Но только не лягушек. Их Мария собирала просто потому, что они ей нравились, и продолжала класть все новых к уже имеющимся в надежде, что они наделают больше лягушек, хотя и не знала, как это работает. Марии было десять лет, и она еще толком не понимала, откуда берутся дети.
На изготовление украшений уходила большая часть ее времени, ведь бедной еврейской девочке было нечем заняться без братьев и сестер. В плохую погоду она тайком рыскала по дому в поисках бусин (и их заменителей), обшаривая пыльный пол и все щели в стенах. Однажды она даже нанизала на нитку сушеный инжир, прежде чем мать отругала ее за то, что она зря тратит продукты.
— Нет, мама, — запротестовала она, пытаясь отгрызть один инжир и не подавиться при этом своим ожерельем. — Я не трачу их впустую! Это… это закуска на ниточке! Мы можем их продавать!
Когда летом дни становились длинными, большая часть жителей Назарета планировала походы к Галилейскому морю на востоке. В те времена с гигиеной дела обстояли не лучшим образом, и большинство людей могло рассчитывать только на неспешное плавание в солоноватой теплой воде. Обычно больше всего веселились дети: они плескались и кричали, стараясь не запутаться в рыбацких сетях и вопя, когда пресноводные крабы щипали их за пальцы ног. Мария же всегда преследовала одну-единственную цель.
Азирафель наблюдал, как она заходит в грязь по щиколотку, пачкая одежду, и пробирается сквозь мутный ил в поисках ракушек. Она визжала от восторга, когда находила целую, и торжествующе держала ее высоко над головой, чтобы другие дети не стащили.

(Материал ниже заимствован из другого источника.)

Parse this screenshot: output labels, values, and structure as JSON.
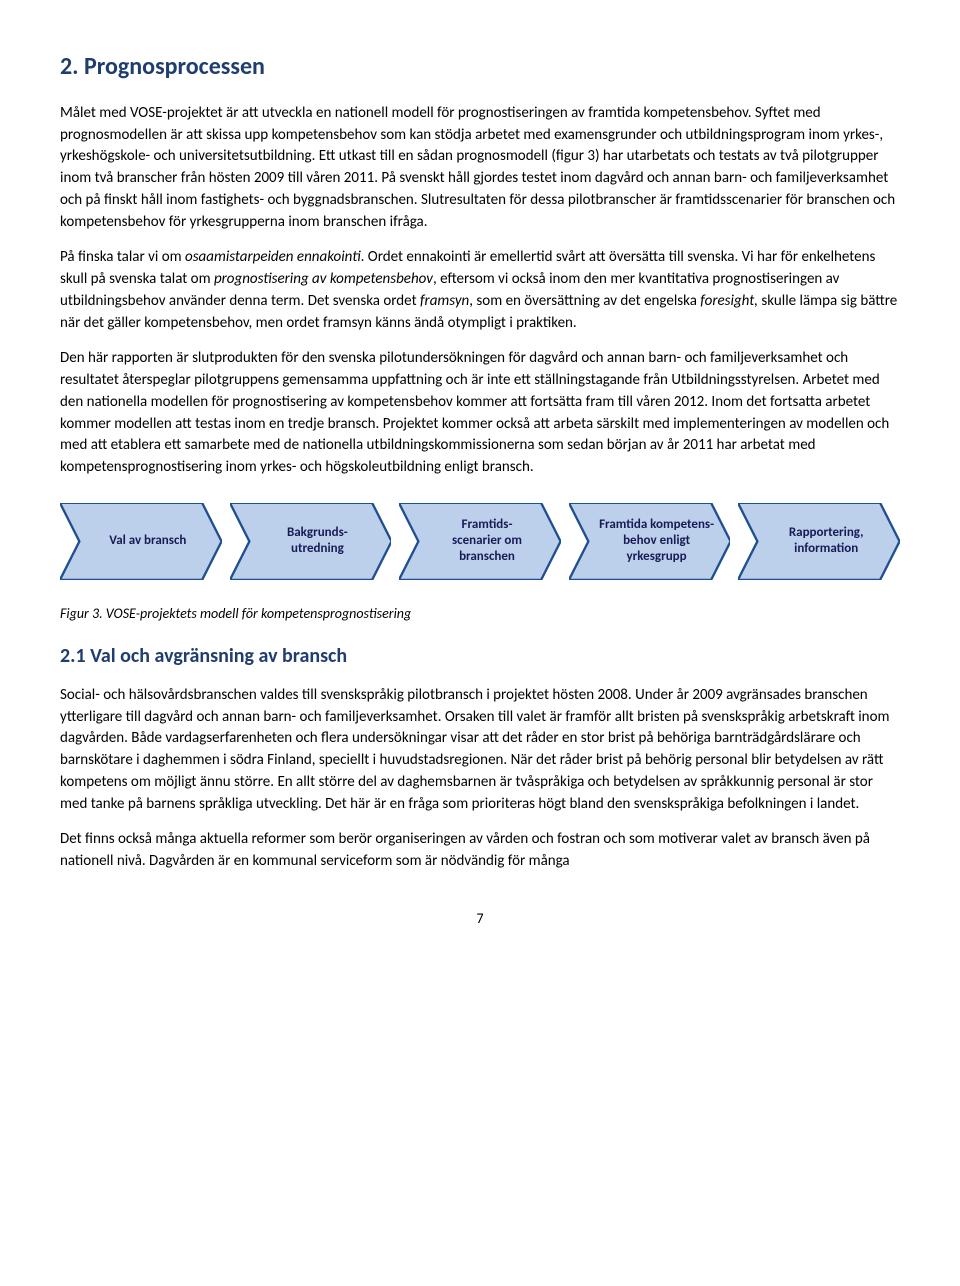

Он стоит на скалистом берегу на значительном расстоянии от нее, сложив руки за спиной и стараясь не потеть под тюрбаном. Именно там его и находит Кроли.
— Жутковато, — говорит демон вместо приветствия, пристраиваясь рядом с ним. — Разве мать не учила тебя, что пялиться невежливо?

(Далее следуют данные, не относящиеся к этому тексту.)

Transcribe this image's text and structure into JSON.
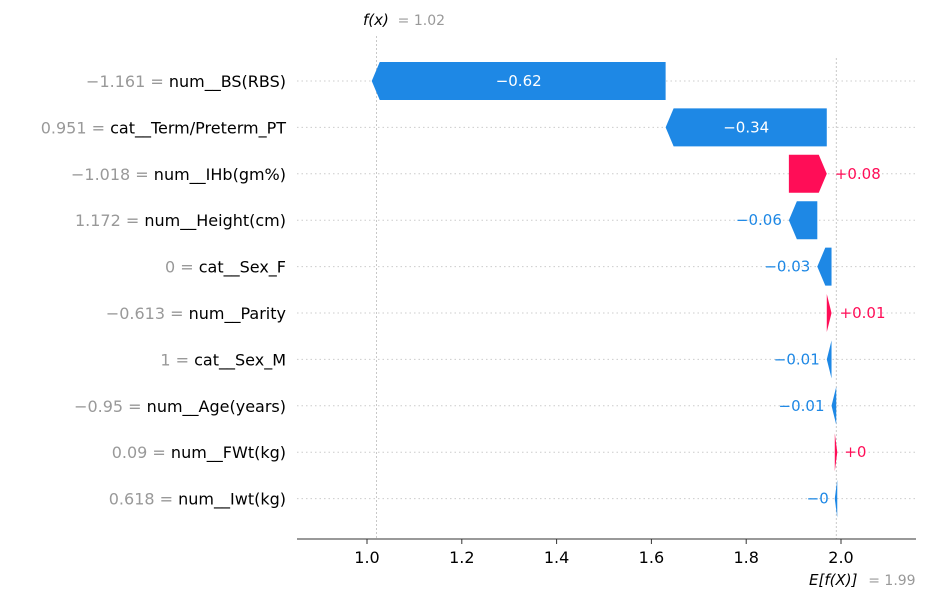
{
  "chart_data": {
    "type": "waterfall",
    "fx_label": "f(x)",
    "fx_value": "= 1.02",
    "efx_label": "E[f(X)]",
    "efx_value": "= 1.99",
    "base_value": 1.99,
    "final_value": 1.02,
    "xlim": [
      0.85,
      2.15
    ],
    "xticks": [
      "1.0",
      "1.2",
      "1.4",
      "1.6",
      "1.8",
      "2.0"
    ],
    "xtick_values": [
      1.0,
      1.2,
      1.4,
      1.6,
      1.8,
      2.0
    ],
    "grid": "horizontal dotted",
    "colors": {
      "positive": "#ff0d57",
      "negative": "#1e88e5"
    },
    "features": [
      {
        "value": "−1.161 =",
        "name": "num__BS(RBS)",
        "contribution": -0.62,
        "label": "−0.62"
      },
      {
        "value": "0.951 =",
        "name": "cat__Term/Preterm_PT",
        "contribution": -0.34,
        "label": "−0.34"
      },
      {
        "value": "−1.018 =",
        "name": "num__IHb(gm%)",
        "contribution": 0.08,
        "label": "+0.08"
      },
      {
        "value": "1.172 =",
        "name": "num__Height(cm)",
        "contribution": -0.06,
        "label": "−0.06"
      },
      {
        "value": "0 =",
        "name": "cat__Sex_F",
        "contribution": -0.03,
        "label": "−0.03"
      },
      {
        "value": "−0.613 =",
        "name": "num__Parity",
        "contribution": 0.01,
        "label": "+0.01"
      },
      {
        "value": "1 =",
        "name": "cat__Sex_M",
        "contribution": -0.01,
        "label": "−0.01"
      },
      {
        "value": "−0.95 =",
        "name": "num__Age(years)",
        "contribution": -0.01,
        "label": "−0.01"
      },
      {
        "value": "0.09 =",
        "name": "num__FWt(kg)",
        "contribution": 0.001,
        "label": "+0"
      },
      {
        "value": "0.618 =",
        "name": "num__Iwt(kg)",
        "contribution": -0.001,
        "label": "−0"
      }
    ]
  }
}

Когда они с Кроли пересекаются, Азирафель всегда испытывает моральные терзания. Как будто его материальное тело не знает, как вести себя рядом с воплощениями зла, каким бы серым это конкретное воплощение ни было. Он испытывает прилив сильного удовлетворения, затем панику, затем чувство вины, затем вновь возвращается к более приемлемому уровню удовлетворения. Азирафель и сам толком не понимает, какую именно эмоцию должен испытывать.
— Кроли, — приветствует он его, лениво и вежливо кивая. Естественно, Кроли хорошо переносит жару, и, кажется, его не беспокоит пот, выступивший на висках. Его длинные волосы снова собраны в кудри и косички, хотя он по-прежнему носит бороду, которая была у него еще в земле Уц, теперь завязанную в косу. Очки тоже остались, как и балахон — черно-красный и сильно обтягивающий его худую фигуру, словно его проглотили целиком. Он накинул капюшон легкой черной шали на макушку.
— Задание? — спрашивает Кроли, запрыгивая на один из скальных выступов рядом с ними, и едва не спотыкается, но спасается взмахом руки. — Эм… в смысле, на тебя не похоже. Отдыхать на пляже, даже если ты выглядишь при этом, как псих.
Азирафель бросает на него несколько обиженный взгляд.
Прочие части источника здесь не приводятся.